The building houses a number of special collections, including the Mu Collection (Chinese: 慕氏藏書) which is a set of rare books from China in the Cheng Yu Tung East Asian Library, the largest research collection for Hong Kong and Canada-Hong Kong studies outside of Hong Kong at the Richard Charles Lee Canada-Hong Kong Library, and a sizable collection in Russian, Polish, Czech and Slovak, Ukrainian, and other East European languages at the Petro Jacyk Central & East European Resource Centre.

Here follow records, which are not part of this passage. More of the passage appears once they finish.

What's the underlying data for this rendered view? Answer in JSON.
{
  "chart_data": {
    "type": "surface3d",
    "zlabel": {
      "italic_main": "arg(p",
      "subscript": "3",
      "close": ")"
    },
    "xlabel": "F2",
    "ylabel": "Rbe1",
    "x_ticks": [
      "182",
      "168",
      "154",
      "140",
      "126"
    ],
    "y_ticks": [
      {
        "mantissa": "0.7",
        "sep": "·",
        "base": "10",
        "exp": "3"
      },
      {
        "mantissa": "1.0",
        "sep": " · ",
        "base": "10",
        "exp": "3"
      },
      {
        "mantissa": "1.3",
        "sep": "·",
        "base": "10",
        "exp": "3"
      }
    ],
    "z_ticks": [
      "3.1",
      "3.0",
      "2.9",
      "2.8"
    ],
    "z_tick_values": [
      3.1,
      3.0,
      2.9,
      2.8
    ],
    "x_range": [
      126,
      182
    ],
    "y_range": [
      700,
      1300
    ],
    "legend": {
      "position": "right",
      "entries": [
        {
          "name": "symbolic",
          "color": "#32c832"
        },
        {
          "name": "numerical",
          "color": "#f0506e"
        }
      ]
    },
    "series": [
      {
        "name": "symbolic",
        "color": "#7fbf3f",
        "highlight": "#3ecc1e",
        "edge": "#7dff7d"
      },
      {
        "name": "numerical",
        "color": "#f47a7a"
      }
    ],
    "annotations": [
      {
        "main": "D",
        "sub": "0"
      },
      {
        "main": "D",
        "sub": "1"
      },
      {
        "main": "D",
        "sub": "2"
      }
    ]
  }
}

In addition to an extensive collection of texts, the library provides limited after-hours study space to students during the academic year with the exception of weekends. The book stacks are off-limits after hours. In August 2010, the Adaptive Technology Resource Centre moved from the first floor of Robarts Library to OCAD University, which is shared with students with disabilities from that university, as well as from nearby Toronto Metropolitan University and Seneca College.

== 2019 fecal assault incident ==
In November 2019, Robarts Library was one of three locations involved in a series of assaults perpetrated by an individual dubbed the "Pee Pee Poo Poo Man." On November 22, at roughly 5:20 p.m. ET, a trespasser entered Robarts Library and poured a bucket of liquefied feces over two patrons; similar attacks occurred in the days following at Scott Library on York University's Keele Campus and on College Street near the University of Toronto's St. George campus. On November 26, Toronto Police arrested Samuel Opoku, who was subsequently charged with five counts of assault with a weapon and five counts of mischief. Since the incident, Robarts Library requires all patrons to present their University of Toronto ID prior to entry.

==In popular culture==
Robarts Library may have served as a model for the secret library in Umberto Eco's The Name of the Rose. Eco spent much of the time writing the novel at the University of Toronto, and the stairwell of the secret library bears a particularly strong resemblance to that in Robarts Library.

Robarts was used for exterior shots of the prison setting in Resident Evil: Afterlife. The entire building is visible numerous times, having been digitally edited and transplanted from its downtown Toronto location to Los Angeles. In the film, it has been surrounded by a prison wall and hundreds of thousands of zombies. While the exterior retains its triangular shape, the interior is rectangular.